L’8 giugno il calendario internazionale celebra gli oceani, e vale la pena prenderlo come un invito più che come una commemorazione. Il mare è il più grande spazio comune che abbiamo, e una delle poche cose che riguardano davvero tutti, chi ci vive accanto e chi lo vede una settimana l’anno.
A Roma, sul Floating Hub ormeggiato sul Tevere, ISPRA e il Sistema Nazionale per la Protezione dell’Ambiente insieme a Marevivo hanno scelto la ricorrenza per presentare i dati eccellenti sulla qualità delle acque di balneazione italiane. È una buona notizia, e raccontarla è importante: significa che il monitoraggio funziona e che vent’anni di lavoro hanno lasciato un segno. La salute di una costa, però, non si misura solo dalla sua balneabilità, e proprio qui la ricerca più recente ci offre uno spunto interessante per guardare oltre.
Uno studio pubblicato su npj Ocean Sustainability, nato dal confronto fra esperti europei, si occupa dello strumento principale con cui l’Europa vuole tutelare il proprio mare, le aree marine protette, che secondo gli obiettivi comunitari dovrebbero coprire il 30 per cento delle acque entro il 2030.
Lo studio non lancia allarmi, fa qualcosa di più utile: spiega come rendere queste aree davvero efficaci. Oggi, ricordano gli autori, oltre l’80 per cento delle aree protette europee regola le attività umane in modo molto leggero. Sono in larga parte perimetri disegnati sulla carta, e la buona notizia è che trasformarli in protezione reale non richiede di reinventare nulla, ma di completare un lavoro già avviato.
C’è poi un’idea, nel cuore della ricerca, che cambia il modo di pensare la tutela. Quasi tutte le aree protette sono nate immaginando una natura immobile: confini fissi, una specie da proteggere qui, un habitat là. Ma il mare si scalda e le specie si spostano, cercano acque più fresche, risalgono verso nord, cambiano vicinato. Difendere un confine fermo mentre i suoi abitanti si muovono ha sempre meno senso.
Da qui nasce la proposta più stimolante dello studio, quella di un’area protetta pronta al clima, non un recinto inciso nella pietra, ma uno strumento capace di osservare il cambiamento e adattarsi, come fa da sempre chi conosce il mare per mestiere.
La parte incoraggiante è che la strada è concreta e fatta di cose comprensibili. Gli esperti indicano un monitoraggio condiviso, che misuri non solo quante specie ci sono ma come sta l’ecosistema; aree pensate come reti connesse anziché isole, perché una specie può spostarsi solo se trova corridoi; e soprattutto una gestione che coinvolga davvero le comunità costiere e i pescatori, trasformandoli da spettatori diffidenti in protagonisti.
Proprio il coinvolgimento delle persone emerge come una delle leve più efficaci, la conoscenza di chi vive il mare ogni giorno vale quanto un sensore, e spesso arriva prima.
Restano nodi reali, ed è giusto nominarli senza drammatizzarli.

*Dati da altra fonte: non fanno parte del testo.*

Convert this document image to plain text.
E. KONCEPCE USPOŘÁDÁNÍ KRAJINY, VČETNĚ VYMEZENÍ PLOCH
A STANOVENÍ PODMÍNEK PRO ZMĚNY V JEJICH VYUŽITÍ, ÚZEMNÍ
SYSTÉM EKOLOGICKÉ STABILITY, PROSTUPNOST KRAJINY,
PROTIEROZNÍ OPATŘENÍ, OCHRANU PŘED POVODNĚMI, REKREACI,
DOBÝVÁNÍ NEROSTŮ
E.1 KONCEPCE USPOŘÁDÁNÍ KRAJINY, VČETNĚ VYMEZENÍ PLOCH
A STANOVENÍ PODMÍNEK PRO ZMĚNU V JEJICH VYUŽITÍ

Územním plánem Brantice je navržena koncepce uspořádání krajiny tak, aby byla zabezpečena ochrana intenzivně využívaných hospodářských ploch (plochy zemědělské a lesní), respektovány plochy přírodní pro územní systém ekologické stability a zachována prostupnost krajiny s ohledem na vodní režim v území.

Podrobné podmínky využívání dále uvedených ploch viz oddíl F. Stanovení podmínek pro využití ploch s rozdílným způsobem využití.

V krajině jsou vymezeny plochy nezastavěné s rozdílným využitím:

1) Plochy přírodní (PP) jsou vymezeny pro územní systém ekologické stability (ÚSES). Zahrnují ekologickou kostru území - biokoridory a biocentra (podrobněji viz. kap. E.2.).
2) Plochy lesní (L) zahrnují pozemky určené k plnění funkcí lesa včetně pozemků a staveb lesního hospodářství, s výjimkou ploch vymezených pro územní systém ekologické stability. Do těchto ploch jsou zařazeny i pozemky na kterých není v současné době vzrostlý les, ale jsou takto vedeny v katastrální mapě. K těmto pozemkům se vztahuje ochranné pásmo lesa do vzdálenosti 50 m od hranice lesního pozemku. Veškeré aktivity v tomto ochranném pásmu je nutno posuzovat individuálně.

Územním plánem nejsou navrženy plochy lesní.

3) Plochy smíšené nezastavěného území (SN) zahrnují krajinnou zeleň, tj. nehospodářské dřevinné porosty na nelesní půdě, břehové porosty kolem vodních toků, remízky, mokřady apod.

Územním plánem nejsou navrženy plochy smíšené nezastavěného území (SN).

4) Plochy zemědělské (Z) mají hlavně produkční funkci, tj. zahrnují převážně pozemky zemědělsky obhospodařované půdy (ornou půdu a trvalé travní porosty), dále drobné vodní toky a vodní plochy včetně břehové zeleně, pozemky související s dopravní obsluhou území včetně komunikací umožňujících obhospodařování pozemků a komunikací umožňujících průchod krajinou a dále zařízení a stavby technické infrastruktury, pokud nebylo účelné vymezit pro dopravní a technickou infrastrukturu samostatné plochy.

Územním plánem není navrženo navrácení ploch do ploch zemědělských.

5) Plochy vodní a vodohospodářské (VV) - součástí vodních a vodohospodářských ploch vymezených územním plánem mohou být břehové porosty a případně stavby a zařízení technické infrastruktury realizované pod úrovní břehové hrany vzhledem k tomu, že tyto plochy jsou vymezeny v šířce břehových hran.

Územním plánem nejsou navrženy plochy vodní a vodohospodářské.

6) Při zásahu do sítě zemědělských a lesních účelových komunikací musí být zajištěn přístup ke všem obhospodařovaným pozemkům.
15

Lo sviluppo dell’eolico in mare, necessario per ridurre le emissioni, va conciliato con gli spazi che vogliamo proteggere, due obiettivi ambientali che ogni tanto si pestano i piedi e che si risolvono non con la rinuncia, ma con la pianificazione e il dialogo, costruiti prima che il problema si presenti. Sono esattamente i tavoli in cui la voce di cittadini, associazioni e amministrazioni locali può pesare.
Per il Mediterraneo, e per l’Adriatico in particolare, tutto questo è già attualità. È uno dei mari che si scaldano più in fretta, dove le specie tropicali arrivano e quelle fredde arretrano, e dove la laguna di Venezia è un laboratorio quotidiano di confini mobili e habitat che si riscrivono.
È anche il posto giusto per ricordare una cosa semplice, occuparsi del mare non è un compito riservato agli specialisti. Significa scegliere come pescare, come fare turismo, cosa chiedere a chi amministra, e talvolta soltanto guardare con più attenzione quello che la costa racconta.
La Giornata degli Oceani, allora, funziona meglio se la leggiamo come una porta aperta. La scienza ci sta dando strumenti migliori, le istituzioni cominciano a usarli, e manca soprattutto il pezzo più facile da aggiungere e più potente: l’interesse di tante persone in più. Il mare non ha mai rispettato i nostri confini, e forse è proprio per questo che ci chiede di occuparcene insieme.